Le fait que cet article sorte début décembre n’a aucun rapport avec d’éventuels achats à effectuer pour respecter de quelconques conventions sociales…
Tout le monde a ses pêchés mignons ; les kits de découverte des jeux de rôle sont l’un des miens (ce qui ne devrait pas être une surprise pour vous, fidèles lecteurs). Tous les outils mis à notre disposition pour s’initier ou transmettre la flamme sont pour moi le signe de la vitalité de notre passion et même si je tiens mes capacités de meneur en grande estime, pourquoi ne pas s’appuyer sur le matériel existant, surtout s’il est bien conçu ? Depuis l’année dernière, on en voit fleurir à intervalle régulier dans les rayons des librairies grand public ; fêtes de Noël obligent, ils ont la chance d’être exposés en tête de gondole comme idée cadeau entre les quiz geek et les escape games à domicile. La boite sobrement intitulées Jeux de Rôles attire immanquablement l’œil donc nous voici réunis pour un nouvel article (je suis faible…).

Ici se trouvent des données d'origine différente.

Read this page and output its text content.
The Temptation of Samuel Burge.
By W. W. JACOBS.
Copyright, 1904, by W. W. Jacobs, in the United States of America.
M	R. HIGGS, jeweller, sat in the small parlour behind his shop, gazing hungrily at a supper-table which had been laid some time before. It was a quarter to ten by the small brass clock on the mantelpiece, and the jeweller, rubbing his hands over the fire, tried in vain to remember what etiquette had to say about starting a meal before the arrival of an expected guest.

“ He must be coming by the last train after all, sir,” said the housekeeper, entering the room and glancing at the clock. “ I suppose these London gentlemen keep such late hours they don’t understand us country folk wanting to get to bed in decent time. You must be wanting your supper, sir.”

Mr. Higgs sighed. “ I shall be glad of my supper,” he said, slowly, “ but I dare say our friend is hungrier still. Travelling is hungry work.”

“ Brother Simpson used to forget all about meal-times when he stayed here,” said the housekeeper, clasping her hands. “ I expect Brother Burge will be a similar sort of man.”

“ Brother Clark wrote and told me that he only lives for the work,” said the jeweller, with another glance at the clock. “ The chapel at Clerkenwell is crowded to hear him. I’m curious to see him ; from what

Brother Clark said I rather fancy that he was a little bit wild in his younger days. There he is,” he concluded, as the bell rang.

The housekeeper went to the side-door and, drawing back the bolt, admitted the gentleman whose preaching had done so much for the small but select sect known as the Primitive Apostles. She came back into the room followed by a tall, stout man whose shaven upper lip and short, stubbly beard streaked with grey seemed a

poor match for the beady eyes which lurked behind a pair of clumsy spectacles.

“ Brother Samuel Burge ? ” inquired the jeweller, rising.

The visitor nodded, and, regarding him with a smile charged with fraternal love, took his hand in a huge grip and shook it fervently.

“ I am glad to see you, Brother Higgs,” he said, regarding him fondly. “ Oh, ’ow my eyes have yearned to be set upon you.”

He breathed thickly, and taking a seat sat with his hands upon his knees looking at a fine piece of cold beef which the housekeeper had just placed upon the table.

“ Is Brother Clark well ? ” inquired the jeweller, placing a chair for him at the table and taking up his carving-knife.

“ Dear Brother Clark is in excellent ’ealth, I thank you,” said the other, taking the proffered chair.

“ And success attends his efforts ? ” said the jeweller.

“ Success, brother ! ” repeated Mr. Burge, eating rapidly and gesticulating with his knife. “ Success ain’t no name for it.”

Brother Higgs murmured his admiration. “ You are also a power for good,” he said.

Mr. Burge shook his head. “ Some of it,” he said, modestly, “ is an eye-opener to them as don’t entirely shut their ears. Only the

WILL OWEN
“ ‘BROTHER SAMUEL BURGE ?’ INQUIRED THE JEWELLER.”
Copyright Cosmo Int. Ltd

Spécialisée dans l’art de vivre, Solar Éditions se lance dans la grande aventure des jeux de rôle en confiant son bébé à une équipe très appréciée chez De Cape et de Dés : c’est en effet les auteurs et un des illustrateurs du jeu de rôle Knight qui sont à la barre. Pour l’habillage, William Bonhotal livre de magnifiques illustrations qui stimulent l’imagination. Avec un vieux loup de mer et un zombie clairement identifiés en couverture, on est immédiatement plongé dans l’ambiance. Paravent illustré recto verso (une face par univers), personnages, aides de jeu, tout est beau et aguicheur. Une franche réussite…
Côté écriture, Simon Gabillaud et Coline Pignat se prêtent à l’exercice périlleux de la vulgarisation rôliste… et ils s’en tirent avec les honneurs. Le livret « Comment jouer ? » (à la couverture étonnamment monochrome) explique la richesse des jeux de rôles avec concision en abordant chaque aspect dans de courts paragraphes. A la lecture, on imagine assez aisément les auteurs répondant à la volée aux questions de néophytes : rien à redire du côté pédagogie, à l’exception des « jeux » qui deviennent « jeu » passés la couverture et du chapitre « Comment bien jouer ? » dont le titre ne rend pas justice à son contenu.
Le système de jeu, qui complète le premier livret, est simple et intuitif. Pour les situations de jeu incertaines, on lance le dé à six faces (ou D6) fourni et on compare le résultat à la caractéristique utilisée (Corps, Esprit ou Sens) ; s’il est strictement inférieur, c’est une réussite. Les choses se compliquent un peu en cas d’opposition, avec une difficulté modulée en fonction de la caractéristique de l’antagoniste. C’est élégamment géré mais ajoute une couche de difficulté qui alourdit la mécanique (je m’en rend compte à la rédaction de ces lignes) et fait intervenir un deuxième d6… non fourni.
Les scénarios proposés sortent des sentiers battus par leur thématiques peu exploitées dans les produits disponibles actuellement : sans être franchement risqué, faire l’impasse sur le médiéval fantastique et l’horreur à la Lovecraft est audacieux pour de la découverte. Les aventures, présentées (astucieusement) têtes-bêches dans un seul livret, sont rédigées de manière claire et efficace, avec en préambule inspirations et conseils de mise en place et en conclusion les issues possibles, introduisant efficacement la douce incertitude qui règne autour des tables de jeux de rôles (et qui est trop souvent oubliée pour un dirigisme plus « confortable »).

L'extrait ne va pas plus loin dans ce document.